Most people, I figured out, had never tried great, homemade refried beans. The stuff that comes out of cans? It looks like brown paste and tastes like it too. What they serve at “Mexican” restaurants out here? Ah dios mio. Half the dishes don’t come with any beans at all and when they do, they are as enjoyable as cardboard.
That’s when I knew that I had to learn to make them at home. But as much as I tried, I couldn’t get them just right. They ended up too dry at the end, missing that sublime creaminess. Or they would just end up too desabridos, which sort of means “missing flavor”. So I took my most recent trip home as a chance to master this simple food.
I’ve mentioned before what a great cook my mom is. She is also a very healthy cook. She was a Mexican cook ahead of her times, lowering the amount of saturated fat, salt and sugar in her cooking. Some purists will argue that authentic refried beans must be made with lard or bacon grease. Well, I grew up in a Mexican family and, for me, refried beans have always been made with vegetable oil. And just a bit of oil, at that.
For this recipe, you first need to make a pot of the basic beans from my last post.
I usually make a pot of beans one night and then make refried beans the next night, to break up the long cooking time. But you can also do it in one day. You will use half of the beans you made (I’m going to assume you want the rest of the beans for other recipes). Reserve the cooking liquid! This is super important. You need the liquid the beans cooked in! You need to save at least 3 cups of the cooking liquid.
Tonight, I will serve these beans alongside chile rellenos. During the week, I’ll eat them with an egg for a high protein breakfast that will stick with me until lunch. Then, I’ll stuff whole wheat tortillas with refried beans and a bit of cheese for healthy lunches that I’ll freeze. You can also make tacos, quesadillas, tortas, gorditas and dips. Also, check out these delicious Mexican favorites that use lots of refried beans:
- 4 to 4 1/2 cups beans along with 3 cups of the cooking liquid (from my basic bean recipe)
- 1 tbsp. vegetable oil (olive, safflower or canola oil)
- 1/4 small onion, chopped
- 1 jalapeno, minced (You can also substitute a 1/2 teaspoon chili powder for a milder flavor)
- 1 clove garlic, minced
1. Heat the oil until hot but not smoking. Add the onion and jalapeño and sauté until soft, about 3 minutes. Add garlic and cook for a minute. Turn off the heat and let it cool.

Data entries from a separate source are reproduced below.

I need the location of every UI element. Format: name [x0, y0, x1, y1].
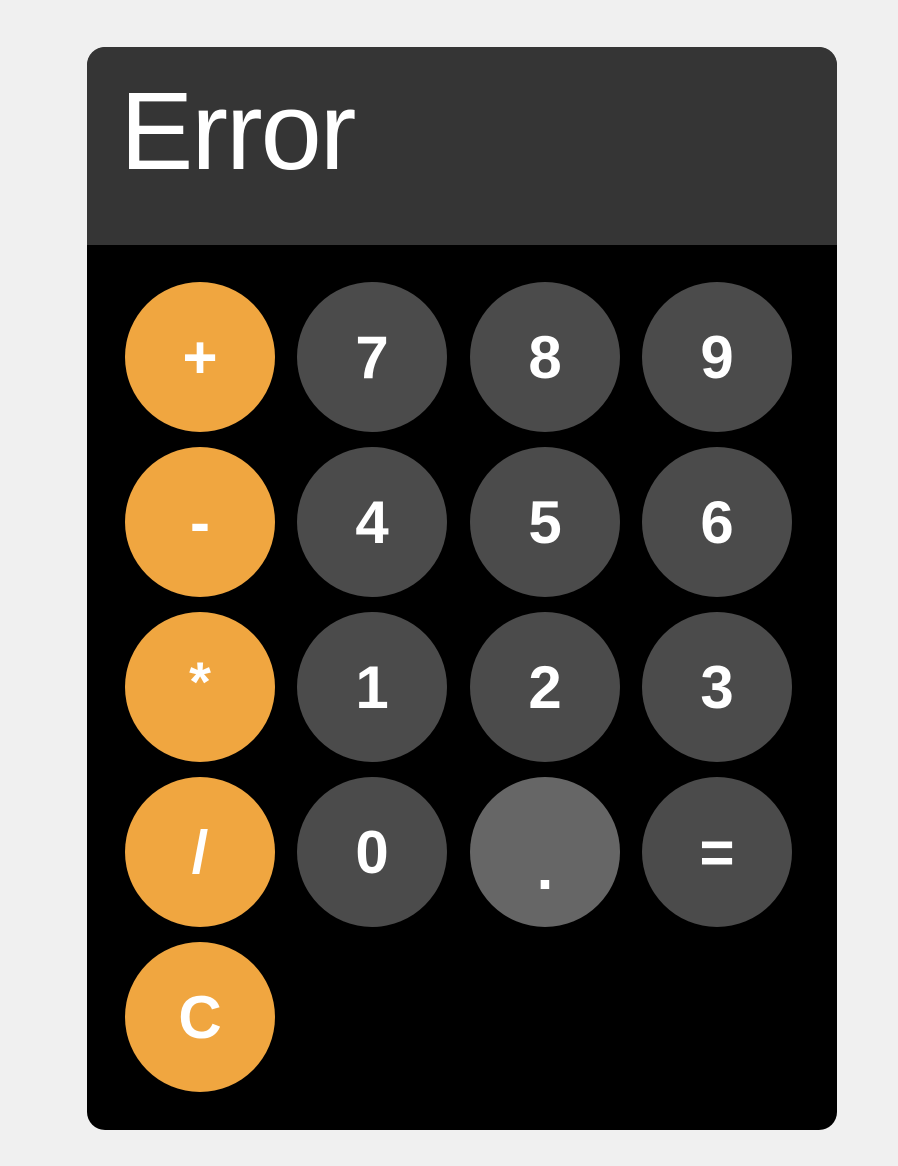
six-button[interactable]: 6	[642, 447, 792, 597]
eight-button-label: 8	[528, 323, 562, 391]
one-button[interactable]: 1	[297, 612, 447, 762]
display: Error	[87, 47, 837, 245]
divide-button[interactable]: /	[125, 777, 275, 927]
plus-button-label: +	[182, 323, 218, 391]
four-button-label: 4	[355, 488, 389, 556]
five-button-label: 5	[528, 488, 562, 556]
zero-button[interactable]: 0	[297, 777, 447, 927]
zero-button-label: 0	[355, 818, 389, 886]
multiply-button-label: *	[189, 649, 211, 713]
seven-button[interactable]: 7	[297, 282, 447, 432]
seven-button-label: 7	[355, 323, 389, 391]
divide-button-label: /	[191, 818, 209, 886]
eight-button[interactable]: 8	[470, 282, 620, 432]
calculator: Error + 7 8 9 - 4 5 6 * 1 2 3 / 0 . = C	[87, 47, 837, 1130]
nine-button[interactable]: 9	[642, 282, 792, 432]
multiply-button[interactable]: *	[125, 612, 275, 762]
one-button-label: 1	[355, 653, 389, 721]
three-button[interactable]: 3	[642, 612, 792, 762]
nine-button-label: 9	[700, 323, 734, 391]
three-button-label: 3	[700, 653, 734, 721]
six-button-label: 6	[700, 488, 734, 556]
equals-button-label: =	[699, 818, 735, 886]
minus-button-label: -	[190, 488, 210, 556]
clear-button[interactable]: C	[125, 942, 275, 1092]
plus-button[interactable]: +	[125, 282, 275, 432]
minus-button[interactable]: -	[125, 447, 275, 597]
decimal-button-label: .	[536, 834, 554, 902]
equals-button[interactable]: =	[642, 777, 792, 927]
four-button[interactable]: 4	[297, 447, 447, 597]
five-button[interactable]: 5	[470, 447, 620, 597]
two-button[interactable]: 2	[470, 612, 620, 762]
display-value: Error	[120, 70, 356, 193]
decimal-button[interactable]: .	[470, 777, 620, 927]
two-button-label: 2	[528, 653, 562, 721]
clear-button-label: C	[178, 983, 222, 1051]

2. Add the beans and their liquid. Bring the beans to a boil, uncovered.
3. Lower the heat until they are simmering. Using a masher like a potato masher, mash the beans until nearly all the beans have been broken up.
4. Continue simmering the beans, uncovered, over medium-low heat for ten minutes. Stir occasionally as the beans thicken.
5. Turn off the heat and let the beans cool. They will probably still seem too soupy. Be patient, they will thicken as they cool.